The Ho Chi Minh City Opera House, also known as the City Theater, is the first theater in Saigon – Ho Chi Minh City. It is the Municipal Symphony Orchestra and Performing Arts Center, one of the city’s iconic architectural landmarks, symbolizing both the old and modern Saigon. It evokes memories of the era when Saigon was the “Pearl of the Far East,” the capital of French Indochina at the beginning of the 20th century.
Whether you are someone interested in exploring culture or simply have an appreciation for beautiful architecture, let’s delve into what makes the City Theater a remarkable structure. If you have the opportunity to visit Ho Chi Minh City, be sure to stop by as it’s conveniently located in the city center, right next to Nguyen Hue Flower Street, making it easy to find.
An Overview of the Ho Chi Minh City Opera House
With a total area of 2016 square meters and boasting a “Neoclassical” style, the Ho Chi Minh City Opera House combines the beauty of ancient Greek and Roman architecture with the romantic and exquisite lines of French art. From a distance, the building resembles a majestic and imposing fortress gate. Despite having removed many inscriptions, reliefs, and decorative motifs, what remains is enough to create a strong and lasting impression.
The opera house consists of one ground floor and two upper floors, with a seating capacity of up to 1800. The interior space is as beautiful as a multicolored art museum, adorned with meticulously crafted decorative motifs. The intricately carved dome of the auditorium and the wall-mounted statues are valuable highlights that contribute to its timeless beauty.
Address of the Ho Chi Minh City Opera House
- Address: 7 Lam Son Square, Ben Nghe Ward, District 1
- Opening Hours: Monday – Friday: 9:00 AM – 4:30 PM; Weekends: 9:00 AM – 12:00 PM
The Ho Chi Minh City Opera House is located in the heart of District 1, making it convenient to reach from any starting point. You can choose to go by motorbike or ride-sharing services. If you’re using a personal vehicle, you can park at the City Opera House parking area from 8:00 AM to 10:00 PM. If you prefer to take the bus, you can catch routes numbered 02, 03, 19, 45, or 53.
Furthermore, for convenient transportation and exploring various other locations in the city, you can utilize the private car service with drivers in Ho Chi Minh City from DanangPrivateCar.com. We provide a fleet of new, well-equipped vehicles and have a team of professional drivers with extensive experience serving international travelers. This will ensure you have a comfortable journey. For more details and itinerary planning, you can contact us via email at email@example.com.
How much are tickets for the City Opera House?
The ticket prices for the opera house are not fixed but depend on the specific performance. There are two price ranges for tickets:
- 150,000 – 900,000 VND per ticket for special performances.
- 80,000 – 650,000 VND per ticket for regular performances.
If you wish to visit, tourists can purchase tickets for the performances at the ticket counter or on the theater’s website. After the performance ends, you can walk around to admire the architecture and take check-in photos here.

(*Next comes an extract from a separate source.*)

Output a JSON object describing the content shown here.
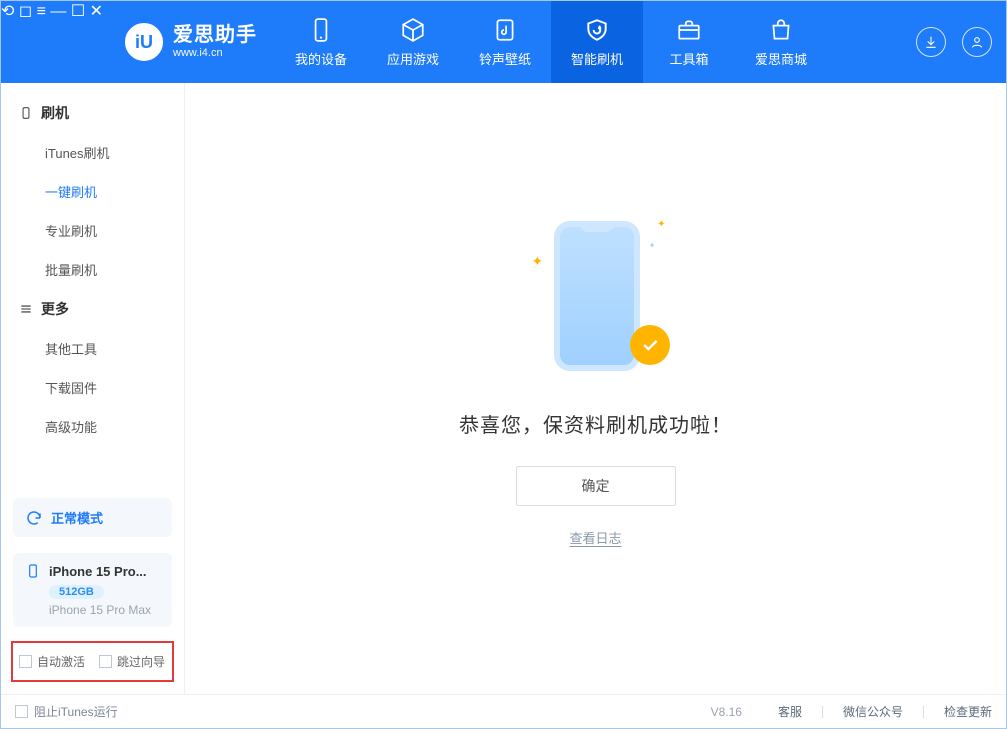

History of the Formation of the Ho Chi Minh City Opera House
After the French captured Gia Dinh in 1863, they brought the first troupe from the homeland to perform for French officials, officers, and soldiers in Saigon.
Initially, performances were held at the wooden house of naval engineer La Grandière at the Clock Square (Place de l’Horloge) at the corner of Nguyen Du and Dong Khoi streets. These performances mainly featured ballet and opera, sponsored by the Saigon authorities.
However, the cramped space did not meet the growing entertainment needs of the French, so the government decided to build a grand theater. Nevertheless, the cost for this project was significant, and as they had not received a budget from the homeland, the French authorities in Saigon decided to construct a small theater on the land at Catinat Street, next to the planned location for the Grand Theater (which later became the Caravelle Hotel).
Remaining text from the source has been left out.